“Most of What You Read on the Internet is Written by Insane People” is a nice little roundup of statistics from a several large sites like Wikipedia, Amazon, YouTube, Reddit, etc. These stats support the viewpoint that on these huge sites, most of the content is generated by a very small number of users.
Inequalities are also found on Wikipedia, where more than 99% of users are lurkers. According to Wikipedia’s “about” page, it has only 68,000 active contributors, which is 0.2% of the 32 million unique visitors it has in the U.S. alone.
Wikipedia’s most active 1,000 people — 0.003% of its users — contribute about two-thirds of the site’s edits. Wikipedia is thus even more skewed than blogs, with a 99.8–0.2–0.003 rule.
Some of these numbers are staggering. And the people who do the work, are indeed – insane. Not medically, but by deviation of how much they do and for how long, as compared to the rest of the user base, or even population.

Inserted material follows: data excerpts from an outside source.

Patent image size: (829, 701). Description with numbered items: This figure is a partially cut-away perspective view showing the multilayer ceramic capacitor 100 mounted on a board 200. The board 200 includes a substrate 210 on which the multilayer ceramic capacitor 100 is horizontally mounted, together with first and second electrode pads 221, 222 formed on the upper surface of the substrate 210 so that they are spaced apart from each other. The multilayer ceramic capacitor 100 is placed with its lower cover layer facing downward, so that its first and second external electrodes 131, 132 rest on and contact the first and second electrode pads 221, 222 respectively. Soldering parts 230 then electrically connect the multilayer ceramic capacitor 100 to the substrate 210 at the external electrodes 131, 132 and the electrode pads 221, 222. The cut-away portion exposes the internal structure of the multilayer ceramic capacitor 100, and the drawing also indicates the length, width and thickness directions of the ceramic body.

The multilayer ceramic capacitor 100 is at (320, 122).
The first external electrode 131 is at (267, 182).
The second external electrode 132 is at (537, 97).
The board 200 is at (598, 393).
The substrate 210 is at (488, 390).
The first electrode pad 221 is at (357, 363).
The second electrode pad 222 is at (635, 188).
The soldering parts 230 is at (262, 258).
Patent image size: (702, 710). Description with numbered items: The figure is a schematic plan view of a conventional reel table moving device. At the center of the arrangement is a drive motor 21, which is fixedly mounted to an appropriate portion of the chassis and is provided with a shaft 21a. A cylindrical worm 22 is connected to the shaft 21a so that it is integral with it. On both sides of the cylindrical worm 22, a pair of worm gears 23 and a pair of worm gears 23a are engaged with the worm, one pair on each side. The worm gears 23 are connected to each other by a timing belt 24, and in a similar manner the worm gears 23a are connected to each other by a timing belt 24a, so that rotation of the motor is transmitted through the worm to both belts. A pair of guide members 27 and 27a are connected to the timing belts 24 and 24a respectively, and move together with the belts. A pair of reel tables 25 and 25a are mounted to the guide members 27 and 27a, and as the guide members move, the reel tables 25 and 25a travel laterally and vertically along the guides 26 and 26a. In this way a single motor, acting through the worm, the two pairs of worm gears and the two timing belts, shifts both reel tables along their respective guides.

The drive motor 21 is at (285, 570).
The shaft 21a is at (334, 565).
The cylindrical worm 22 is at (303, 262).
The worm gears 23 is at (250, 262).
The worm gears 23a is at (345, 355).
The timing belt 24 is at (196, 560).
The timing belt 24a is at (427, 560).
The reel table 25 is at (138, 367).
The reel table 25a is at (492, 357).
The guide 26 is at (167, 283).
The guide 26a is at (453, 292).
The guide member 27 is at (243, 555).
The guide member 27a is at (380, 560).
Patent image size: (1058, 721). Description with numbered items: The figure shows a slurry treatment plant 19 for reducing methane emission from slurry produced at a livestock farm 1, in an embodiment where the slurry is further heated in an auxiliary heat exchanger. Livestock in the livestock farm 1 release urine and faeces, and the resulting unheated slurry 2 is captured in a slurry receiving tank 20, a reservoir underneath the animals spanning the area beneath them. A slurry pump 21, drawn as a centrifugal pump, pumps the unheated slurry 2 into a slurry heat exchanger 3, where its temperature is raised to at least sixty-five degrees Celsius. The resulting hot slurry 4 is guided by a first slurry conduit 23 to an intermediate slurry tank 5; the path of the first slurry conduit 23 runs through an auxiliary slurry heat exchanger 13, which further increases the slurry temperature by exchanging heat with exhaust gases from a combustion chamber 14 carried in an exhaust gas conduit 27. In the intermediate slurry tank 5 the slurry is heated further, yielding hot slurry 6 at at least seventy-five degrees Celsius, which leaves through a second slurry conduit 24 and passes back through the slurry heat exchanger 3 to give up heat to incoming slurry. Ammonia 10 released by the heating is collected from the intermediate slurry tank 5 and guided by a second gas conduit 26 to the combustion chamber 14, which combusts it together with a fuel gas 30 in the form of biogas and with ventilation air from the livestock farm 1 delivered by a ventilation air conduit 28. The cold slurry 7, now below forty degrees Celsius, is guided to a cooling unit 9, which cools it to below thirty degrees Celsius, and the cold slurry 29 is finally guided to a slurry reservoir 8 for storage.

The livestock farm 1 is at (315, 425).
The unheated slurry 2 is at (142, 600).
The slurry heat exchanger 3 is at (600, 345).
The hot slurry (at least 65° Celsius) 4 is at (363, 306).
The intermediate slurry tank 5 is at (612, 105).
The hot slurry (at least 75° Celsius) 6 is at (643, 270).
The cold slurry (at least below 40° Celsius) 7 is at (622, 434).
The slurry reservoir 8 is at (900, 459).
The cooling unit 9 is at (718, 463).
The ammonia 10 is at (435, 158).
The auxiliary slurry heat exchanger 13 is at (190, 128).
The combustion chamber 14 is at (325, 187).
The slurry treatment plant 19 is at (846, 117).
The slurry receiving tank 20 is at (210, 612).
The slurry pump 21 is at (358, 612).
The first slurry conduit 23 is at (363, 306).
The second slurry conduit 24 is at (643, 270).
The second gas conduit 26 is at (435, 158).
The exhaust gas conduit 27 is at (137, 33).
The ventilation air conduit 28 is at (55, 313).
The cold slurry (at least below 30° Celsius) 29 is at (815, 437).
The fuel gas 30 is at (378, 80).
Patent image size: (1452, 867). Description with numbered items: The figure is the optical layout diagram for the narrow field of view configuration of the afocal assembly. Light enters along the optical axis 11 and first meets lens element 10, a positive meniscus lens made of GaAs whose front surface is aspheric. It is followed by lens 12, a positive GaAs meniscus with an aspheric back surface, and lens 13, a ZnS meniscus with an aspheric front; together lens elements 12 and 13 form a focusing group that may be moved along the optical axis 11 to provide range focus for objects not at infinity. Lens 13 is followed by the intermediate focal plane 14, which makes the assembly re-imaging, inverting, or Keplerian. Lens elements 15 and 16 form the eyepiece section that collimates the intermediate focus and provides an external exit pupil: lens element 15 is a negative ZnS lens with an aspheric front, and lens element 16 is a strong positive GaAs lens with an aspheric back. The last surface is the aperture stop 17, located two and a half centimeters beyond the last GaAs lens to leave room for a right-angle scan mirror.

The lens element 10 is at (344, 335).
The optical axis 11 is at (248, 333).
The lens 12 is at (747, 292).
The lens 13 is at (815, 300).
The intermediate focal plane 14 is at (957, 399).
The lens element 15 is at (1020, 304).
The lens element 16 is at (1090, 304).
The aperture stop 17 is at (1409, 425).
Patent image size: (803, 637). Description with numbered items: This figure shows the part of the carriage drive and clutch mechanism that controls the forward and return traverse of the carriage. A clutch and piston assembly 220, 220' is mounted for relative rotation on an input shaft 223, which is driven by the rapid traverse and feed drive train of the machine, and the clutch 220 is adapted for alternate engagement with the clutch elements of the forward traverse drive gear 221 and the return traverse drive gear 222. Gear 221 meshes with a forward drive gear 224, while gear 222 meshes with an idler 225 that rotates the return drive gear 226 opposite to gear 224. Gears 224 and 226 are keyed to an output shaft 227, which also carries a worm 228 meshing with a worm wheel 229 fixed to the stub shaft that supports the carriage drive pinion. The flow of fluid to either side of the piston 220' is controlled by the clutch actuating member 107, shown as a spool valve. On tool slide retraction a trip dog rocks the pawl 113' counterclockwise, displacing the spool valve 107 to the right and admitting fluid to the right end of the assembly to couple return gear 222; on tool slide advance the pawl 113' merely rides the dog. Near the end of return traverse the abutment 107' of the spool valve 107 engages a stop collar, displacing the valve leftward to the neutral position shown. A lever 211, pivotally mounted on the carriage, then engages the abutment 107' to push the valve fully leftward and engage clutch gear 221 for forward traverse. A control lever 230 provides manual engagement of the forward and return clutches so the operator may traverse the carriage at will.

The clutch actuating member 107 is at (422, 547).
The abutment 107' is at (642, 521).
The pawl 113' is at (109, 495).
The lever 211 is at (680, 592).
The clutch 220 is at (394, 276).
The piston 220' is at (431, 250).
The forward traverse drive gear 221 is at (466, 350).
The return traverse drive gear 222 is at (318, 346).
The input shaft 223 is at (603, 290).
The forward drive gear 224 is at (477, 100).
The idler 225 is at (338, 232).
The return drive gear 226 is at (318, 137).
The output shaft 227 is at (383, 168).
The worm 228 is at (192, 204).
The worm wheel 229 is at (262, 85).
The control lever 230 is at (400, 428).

By the way, pretty much all posts in this very blog have been written by one person. Me. Almost 10,000 posts over 19 years. So yes, I’m also probably a little bit insane.
The Internet in real time provides a visual insight into how much activity is happening on the web every second. Counts for things like Facebook likes, tweets, and YouTube video views are updated every second, all on one page.
It fascinates me every time to see stuff like this, because, apart from the human activity in itself, I have a glimpse of an understanding of how much technology work is happening behind the scenes.
YouTube launched YouTube Gaming – a YouTube built for gamers. The blog post describes:
On YouTube, gaming has spawned entirely new genres of videos, from let’s plays, walkthroughs, and speedruns to cooking and music videos. Now, it’s our turn to return the favor with something built just for gamers.
It’s a good thing they mentioned these different genres, because they way I saw it was mostly kids watching other kids playing games. Apparently, that’s a thing these days (see Twitch, for example). That’s something I can’t understand with my son – instead of actually playing the games, he is watching other people playing. What’s that all about?